Pour devenir un bon barreur

Il est facile de devenir un bon timonier. Faire aller le navire d’un point à un autre est un acte mécanique ; il suffit de voir et de raisonner. Un bon barreur n’est pas obligatoirement un marin d’élite, un concentré d’expérience, mais surtout un sensitif et un intuitif. C’est en fait un artiste qui tire de son instrument, la barre, un rendement supérieur à celui de ses concurrents. Est-ce un don ? En partie, certainement, car il est des plaisanciers qui ne deviendront jamais de bons barreurs. Mais c’est surtout le fruit d’un travail persévérant. Les barreurs qui possèdent la maîtrise de leur art ont beaucoup travaillé ; ils savent qu’ils ont toujours à apprendre et qu’ils n’atteindront jamais la perfection.

L’art de barrer un bateau demande avant tout une concentration intense qui fait que l’homme et le bateau ne font qu’un et que la réceptivité de l’homme est telle qu’il sent, par le seul contact de ses doigts sur la barre, toute la vie profonde et complexe du navire. Mais, dans cette liaison, le bateau doit passer avant l’homme. Dans le cas inverse, on reconnaît au premier coup d’œil le défaut d’un barreur trop personnel à la façon dont il bride le navire comme un cavalier qui tire inopportunément sur ses rênes et brise le rythme de la bête.

C’est par son sens du toucher plus que par celui de la vue que le barreur sent ce que lui demande le bateau. Dans la pratique, le barreur veillera donc avant tout à la sensibilité de la barre. L’appareil à gouverner n’est pas exempt de frottements. On les réduira au minimum. Certains propriétaires adoptent la roue, préférant la commodité au rendement, et pour satisfaire certaine mode. Mais la barre franche, beaucoup plus sensible, est préférable, sauf pour les tonnages importants. Ceux qui ont conduit des bateaux par grosse mer et surtout la nuit ont pu apprécier tout ce que le langage secret et direct de la barre pouvait leur apprendre instantanément. Le seul avantage de la roue sur les petits et moyens tonnages est son encombrement réduit ; mais elle impose au barreur une position fixe au milieu du navire, alors que la barre lui permet des positions variées.

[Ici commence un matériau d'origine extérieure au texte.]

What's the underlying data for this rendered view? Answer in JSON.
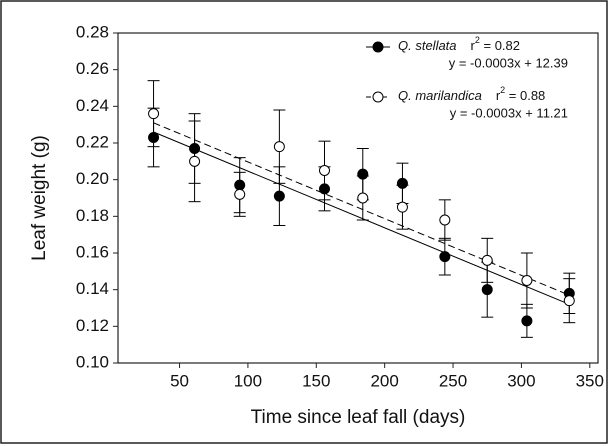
{
  "chart_data": {
    "type": "scatter",
    "xlabel": "Time since leaf fall (days)",
    "ylabel": "Leaf weight (g)",
    "xlim": [
      5,
      356
    ],
    "xticks": [
      50,
      100,
      150,
      200,
      250,
      300,
      350
    ],
    "ylim": [
      0.1,
      0.28
    ],
    "yticks": [
      {
        "value": 0.1,
        "label": "0.10"
      },
      {
        "value": 0.12,
        "label": "0.12"
      },
      {
        "value": 0.14,
        "label": "0.14"
      },
      {
        "value": 0.16,
        "label": "0.16"
      },
      {
        "value": 0.18,
        "label": "0.18"
      },
      {
        "value": 0.2,
        "label": "0.20"
      },
      {
        "value": 0.22,
        "label": "0.22"
      },
      {
        "value": 0.24,
        "label": "0.24"
      },
      {
        "value": 0.26,
        "label": "0.26"
      },
      {
        "value": 0.28,
        "label": "0.28"
      }
    ],
    "x": [
      31,
      61,
      94,
      123,
      156,
      184,
      213,
      244,
      275,
      304,
      335
    ],
    "series": [
      {
        "name": "Q. stellata",
        "color": "#000000",
        "marker": "filled",
        "line_style": "solid",
        "values": [
          0.223,
          0.217,
          0.197,
          0.191,
          0.195,
          0.203,
          0.198,
          0.158,
          0.14,
          0.123,
          0.138
        ],
        "errors": [
          0.016,
          0.019,
          0.015,
          0.016,
          0.012,
          0.014,
          0.011,
          0.01,
          0.015,
          0.009,
          0.011
        ],
        "fit": {
          "x": [
            31,
            335
          ],
          "y": [
            0.226,
            0.132
          ]
        },
        "stat_symbol": "r",
        "stat_exponent": "2",
        "stat_value": " = 0.82",
        "equation": "y = -0.0003x + 12.39"
      },
      {
        "name": "Q. marilandica",
        "color": "#000000",
        "marker": "open",
        "line_style": "dashed",
        "values": [
          0.236,
          0.21,
          0.192,
          0.218,
          0.205,
          0.19,
          0.185,
          0.178,
          0.156,
          0.145,
          0.134
        ],
        "errors": [
          0.018,
          0.022,
          0.012,
          0.02,
          0.016,
          0.012,
          0.012,
          0.011,
          0.012,
          0.015,
          0.012
        ],
        "fit": {
          "x": [
            31,
            335
          ],
          "y": [
            0.231,
            0.137
          ]
        },
        "stat_symbol": "r",
        "stat_exponent": "2",
        "stat_value": " = 0.88",
        "equation": "y = -0.0003x + 11.21"
      }
    ]
  }
}
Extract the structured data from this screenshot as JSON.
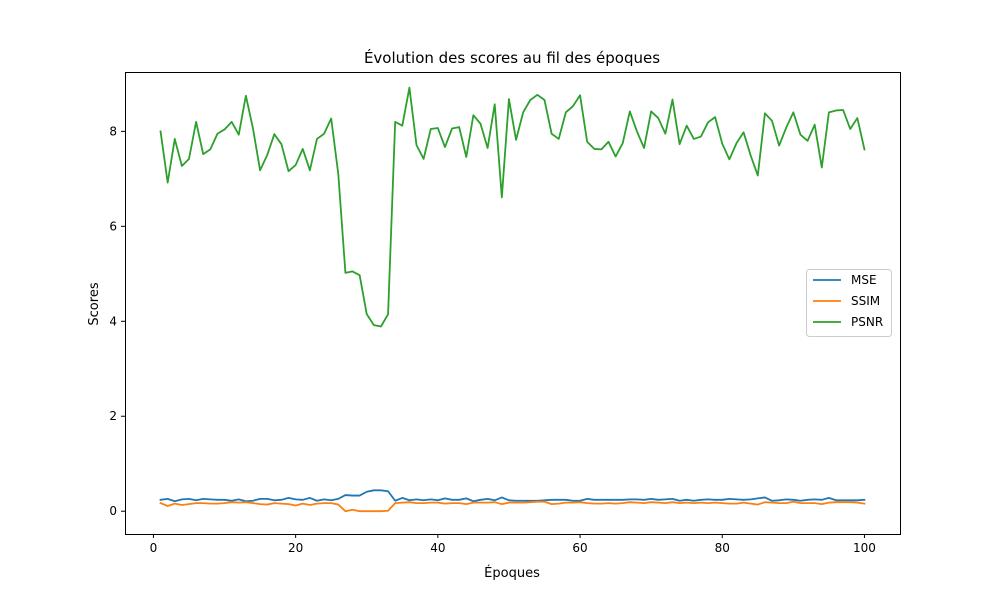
{
  "chart_data": {
    "type": "line",
    "title": "Évolution des scores au fil des époques",
    "xlabel": "Époques",
    "ylabel": "Scores",
    "xlim": [
      -4,
      105
    ],
    "ylim": [
      -0.48,
      9.25
    ],
    "xticks": [
      0,
      20,
      40,
      60,
      80,
      100
    ],
    "yticks": [
      0,
      2,
      4,
      6,
      8
    ],
    "grid": false,
    "legend_position": "center-right",
    "x": [
      1,
      2,
      3,
      4,
      5,
      6,
      7,
      8,
      9,
      10,
      11,
      12,
      13,
      14,
      15,
      16,
      17,
      18,
      19,
      20,
      21,
      22,
      23,
      24,
      25,
      26,
      27,
      28,
      29,
      30,
      31,
      32,
      33,
      34,
      35,
      36,
      37,
      38,
      39,
      40,
      41,
      42,
      43,
      44,
      45,
      46,
      47,
      48,
      49,
      50,
      51,
      52,
      53,
      54,
      55,
      56,
      57,
      58,
      59,
      60,
      61,
      62,
      63,
      64,
      65,
      66,
      67,
      68,
      69,
      70,
      71,
      72,
      73,
      74,
      75,
      76,
      77,
      78,
      79,
      80,
      81,
      82,
      83,
      84,
      85,
      86,
      87,
      88,
      89,
      90,
      91,
      92,
      93,
      94,
      95,
      96,
      97,
      98,
      99,
      100
    ],
    "series": [
      {
        "name": "MSE",
        "color": "#1f77b4",
        "values": [
          0.24,
          0.26,
          0.21,
          0.25,
          0.26,
          0.23,
          0.26,
          0.25,
          0.24,
          0.24,
          0.22,
          0.25,
          0.21,
          0.22,
          0.26,
          0.26,
          0.23,
          0.24,
          0.28,
          0.25,
          0.24,
          0.28,
          0.22,
          0.25,
          0.23,
          0.26,
          0.34,
          0.33,
          0.33,
          0.41,
          0.44,
          0.44,
          0.42,
          0.22,
          0.28,
          0.23,
          0.25,
          0.23,
          0.25,
          0.23,
          0.27,
          0.24,
          0.24,
          0.27,
          0.21,
          0.24,
          0.26,
          0.23,
          0.29,
          0.23,
          0.22,
          0.22,
          0.22,
          0.22,
          0.23,
          0.24,
          0.24,
          0.24,
          0.22,
          0.22,
          0.26,
          0.24,
          0.24,
          0.24,
          0.24,
          0.24,
          0.25,
          0.25,
          0.24,
          0.26,
          0.24,
          0.25,
          0.26,
          0.22,
          0.24,
          0.22,
          0.24,
          0.25,
          0.24,
          0.24,
          0.26,
          0.25,
          0.24,
          0.25,
          0.27,
          0.29,
          0.22,
          0.23,
          0.25,
          0.24,
          0.22,
          0.24,
          0.25,
          0.24,
          0.28,
          0.23,
          0.23,
          0.23,
          0.23,
          0.24
        ]
      },
      {
        "name": "SSIM",
        "color": "#ff7f0e",
        "values": [
          0.17,
          0.11,
          0.16,
          0.13,
          0.15,
          0.17,
          0.17,
          0.16,
          0.16,
          0.17,
          0.19,
          0.18,
          0.19,
          0.17,
          0.15,
          0.14,
          0.17,
          0.16,
          0.15,
          0.12,
          0.16,
          0.13,
          0.16,
          0.17,
          0.17,
          0.14,
          0.0,
          0.03,
          0.0,
          0.0,
          0.0,
          0.0,
          0.01,
          0.17,
          0.18,
          0.19,
          0.17,
          0.17,
          0.18,
          0.18,
          0.16,
          0.17,
          0.17,
          0.15,
          0.18,
          0.18,
          0.18,
          0.19,
          0.15,
          0.18,
          0.18,
          0.18,
          0.19,
          0.2,
          0.2,
          0.15,
          0.16,
          0.18,
          0.18,
          0.19,
          0.17,
          0.16,
          0.16,
          0.17,
          0.16,
          0.17,
          0.19,
          0.18,
          0.17,
          0.19,
          0.18,
          0.17,
          0.19,
          0.17,
          0.18,
          0.17,
          0.18,
          0.17,
          0.18,
          0.17,
          0.16,
          0.16,
          0.18,
          0.16,
          0.14,
          0.19,
          0.18,
          0.17,
          0.17,
          0.2,
          0.17,
          0.17,
          0.17,
          0.15,
          0.18,
          0.19,
          0.19,
          0.19,
          0.18,
          0.16
        ]
      },
      {
        "name": "PSNR",
        "color": "#2ca02c",
        "values": [
          8.0,
          6.92,
          7.84,
          7.27,
          7.42,
          8.2,
          7.52,
          7.62,
          7.95,
          8.04,
          8.2,
          7.93,
          8.75,
          8.06,
          7.18,
          7.5,
          7.94,
          7.73,
          7.16,
          7.29,
          7.63,
          7.18,
          7.84,
          7.95,
          8.27,
          7.1,
          5.02,
          5.05,
          4.97,
          4.15,
          3.92,
          3.89,
          4.15,
          8.2,
          8.12,
          8.92,
          7.71,
          7.42,
          8.05,
          8.07,
          7.67,
          8.06,
          8.09,
          7.46,
          8.34,
          8.16,
          7.65,
          8.57,
          6.61,
          8.68,
          7.82,
          8.4,
          8.66,
          8.77,
          8.66,
          7.95,
          7.84,
          8.4,
          8.53,
          8.76,
          7.78,
          7.63,
          7.62,
          7.78,
          7.47,
          7.75,
          8.42,
          8.0,
          7.65,
          8.42,
          8.28,
          7.95,
          8.67,
          7.73,
          8.12,
          7.84,
          7.89,
          8.19,
          8.3,
          7.74,
          7.41,
          7.75,
          7.98,
          7.49,
          7.07,
          8.38,
          8.22,
          7.7,
          8.08,
          8.4,
          7.93,
          7.8,
          8.14,
          7.24,
          8.4,
          8.44,
          8.45,
          8.05,
          8.28,
          7.62
        ]
      }
    ]
  }
}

Rien de plus simple, en apparence, que de manœuvrer une barre. Cependant, si vous observez des barreurs, vous en verrez certains tendus, crispés, manœuvrant par à-coups en empoignant la barre à pleine main, alors que d’autres ont une position et des mouvements parfaitement naturels, dirigeant la barre avec la souple pression de leurs doigts, avec des gestes en quelque sorte instinctifs. On n’arrivera à cette maîtrise qu’après de longs efforts, soutenus par l’enthousiasme et la persévérance. On peut enseigner l’art de gouverner. Mais devenir un bon barreur, cela s’apprend tout seul. On n’achète pas cet art en prenant des leçons particulières. On ne peut l’acquérir qu’à la longue, par cette assimilation profonde où le bateau devient comme le prolongement de votre personnalité, et où votre propre réseau sensible se diffuse à travers le navire dès que vos doigts se sont posés sur la barre.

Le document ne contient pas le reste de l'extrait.